If I can create one million records in a little over one minute…do I even try very hard to improve it? Probably not! Thirty minutes…yes…1 min 14 sec…No. Thirty minutes for old program means 2 hours for 4 million records as opposed to ~5 minutes for new program. The speed improvement from 1hr 15min in Python 2 to 20min in Julia was worth the rewrite. Then a slight decrease in speed from Julia to Python 3 was acceptable because unlike Julia everything continues to work from each Python version to version update. Each time I would think…what can I do to make this run faster? But now I’m not now thinking if only I could create one million records even faster than a minute!

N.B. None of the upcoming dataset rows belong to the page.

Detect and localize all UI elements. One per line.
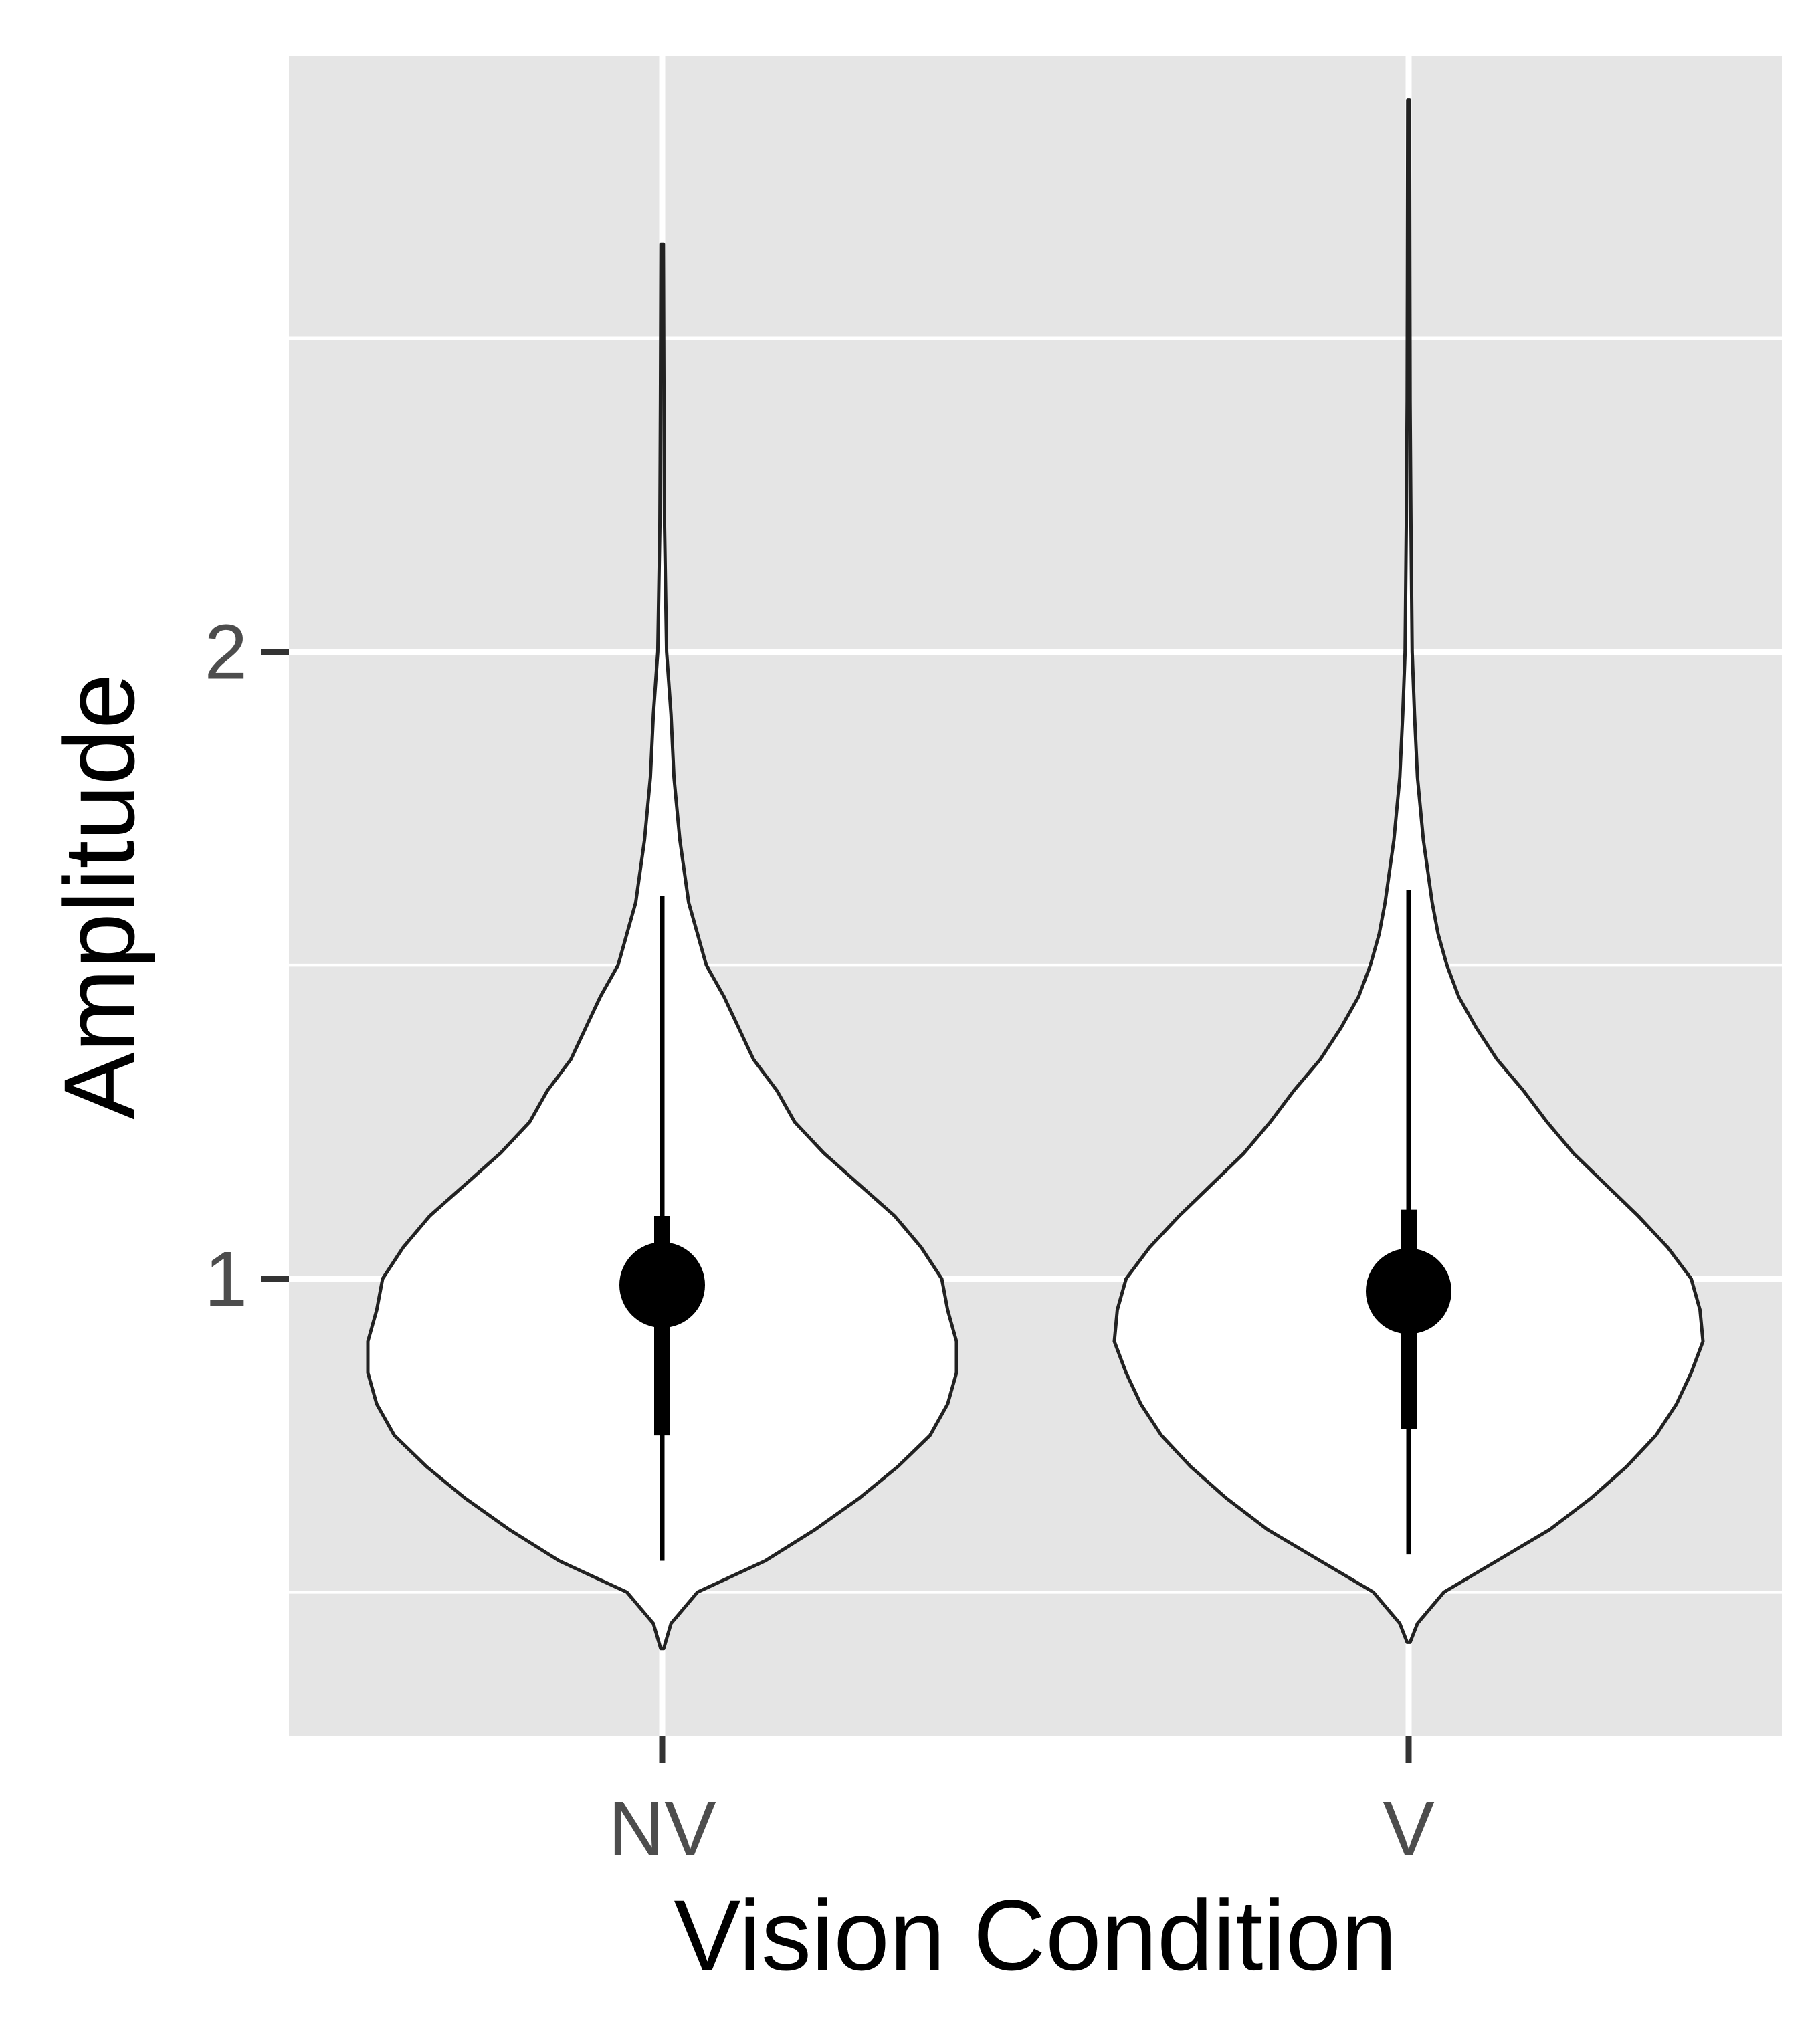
x-tick-label-nv: NV	[608, 1785, 716, 1872]
violin-nv	[366, 242, 958, 1651]
y-axis-title: Amplitude	[43, 673, 155, 1119]
violin-body	[1112, 98, 1705, 1644]
y-tick-label: 2	[204, 608, 247, 695]
violin-v	[1112, 98, 1705, 1644]
median-point	[1366, 1248, 1451, 1334]
violins	[366, 98, 1705, 1651]
median-point	[619, 1242, 705, 1328]
x-axis-title: Vision Condition	[674, 1879, 1397, 1991]
y-tick-label: 1	[204, 1235, 247, 1322]
axes: 1 2 NV V	[204, 608, 1434, 1872]
x-tick-label-v: V	[1383, 1785, 1434, 1872]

At my 1st real computer job a one million record database was large. But in this day of the internet, that’s nothing. Facebook has 2.6 billion monthly active users. Hence the term Big Data, which I heard on a podcast the other day by some data scientists, is not being used as much these days!

Below is a small sample of the random customer record. It’s in CSV format, for all intents and purposes…actually BSV. I made it an image because I’m tired and I couldn’t find an obvious way to insert fixed width text.

Click to enlarge in a new window!

mimesis

Looked into mimesis an interesting python package to generate fake data. Per their instructions installed into a python virtual environment.

I may use this for my create customer program to do some of the work in an effort to speed up my program. They say it’s fast, it seems fast. They claim it’s much faster than a similar Python library called Faker. I can take a look at Faker also, nothing saying I can’t use both. I can let it generate names. The address look more varied than mine. I don’t know its full capabilities but perhaps the account number also. Dates are another possibility. With this library I could add occupation. I may have to do CSZ because I don’t know if it can create valid combinations of the three. CSZ as I do it shouldn’t be too slow because all 3 are in the same record. It can do phone numbers but are they valid for the location?